Be careful that once you have your mail synchronized, that you back it up to some sort of immutable media right now.

I don't know how Exchange/Outlook work, but some IMAP clients will delete stuff from the local folders if you've set them to synchronize with the server, and the document is deleted from the server. I know someone who apparently lost a lot of email this way (they synched, then went in via webmail and deleted it all, then synched again the next day -- whammo, no more email). Make sure at the least that you move the messages into a Local folder that's not synchronized or linked in any way to the server.

Granted, I'm really paranoid, but I'd immediately export everything to the most generic format possible (there is an extension for Thunderbird to export to 'mbox' format, which is the traditional format and would be my choice) and then put it on CD. If you can do that before the messages disappear from the server, that would be what I'd aim for.
posted by Kadin2048 at 9:58 PM on October 22, 2007


Seconding the using thunderbird, I gave instructions on Outlook since you already have that setup.

If you are still looking for an email host, I would also just look at going with a paid domain to host it. I switched to pair.com over 6 years ago, I pay $17/month to host my entire families emails, and run some blog / php / web gallery stuff so they can upload photos and share them with other folks.

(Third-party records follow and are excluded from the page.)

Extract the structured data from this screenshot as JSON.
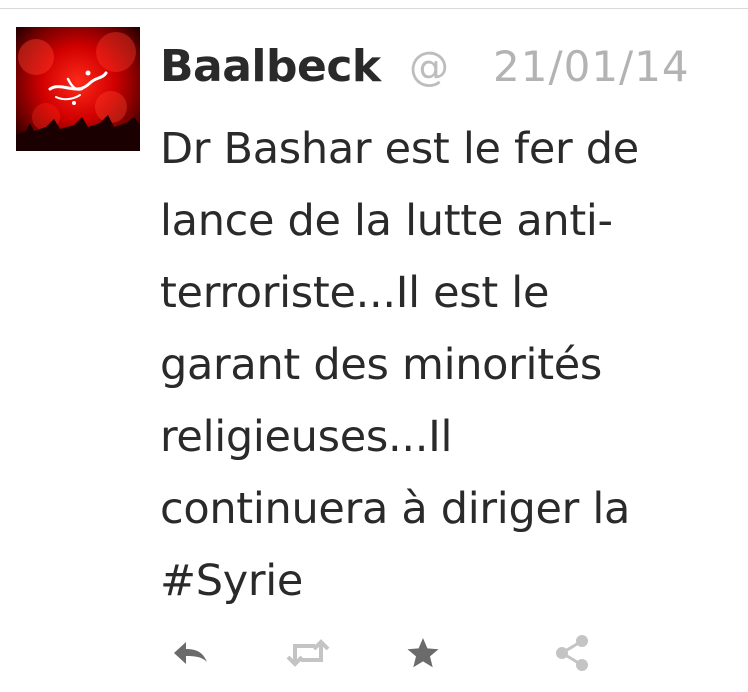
{
  "tweet": {
    "author_name": "Baalbeck",
    "handle": "@",
    "timestamp": "21/01/14",
    "body_lines": [
      "Dr Bashar est le fer de",
      "lance de la lutte anti-",
      "terroriste...Il est le",
      "garant des minorités",
      "religieuses...Il",
      "continuera à diriger la",
      "#Syrie"
    ]
  },
  "actions": [
    {
      "name": "reply",
      "icon": "reply-icon"
    },
    {
      "name": "retweet",
      "icon": "retweet-icon"
    },
    {
      "name": "favorite",
      "icon": "star-icon"
    },
    {
      "name": "share",
      "icon": "share-icon"
    }
  ],
  "colors": {
    "text": "#2a2a2a",
    "muted": "#b3b3b3",
    "icon": "#6b6b6b",
    "icon_light": "#c4c4c4",
    "avatar_red": "#d40000"
  }
}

They do imap and even have a decently latest version of squirrel mail (you can select all, etc.).

If you want to go the route of hosting your email locally or on a server you own, Kerio Mail Server is pretty awesome, and is what I have my emails filtered through, since it's webmail and spam filter blows squirrel mail away (Kerio is also running on a colleagues server on his business cable line, so it is handling a much smaller load, hence more feature rich web experience, than pair's servers).
posted by mrzarquon at 10:23 PM on October 22, 2007


You don't actually need an extension to get mboxes out of Thunderbird, since that's what it uses natively.

%userprofile%\Application Data\Thunderbird\Profiles\gibberish.default\mail

is where you'll find them.
posted by flabdablet at 1:31 AM on October 23, 2007


If they're using squirrelmail there should be an option to allow downloading mail folders - that may be a plugin in squirrelmail. Maybe if you call and ask nicely they will install it?

Oh yes, here it is, the archive mail plugin.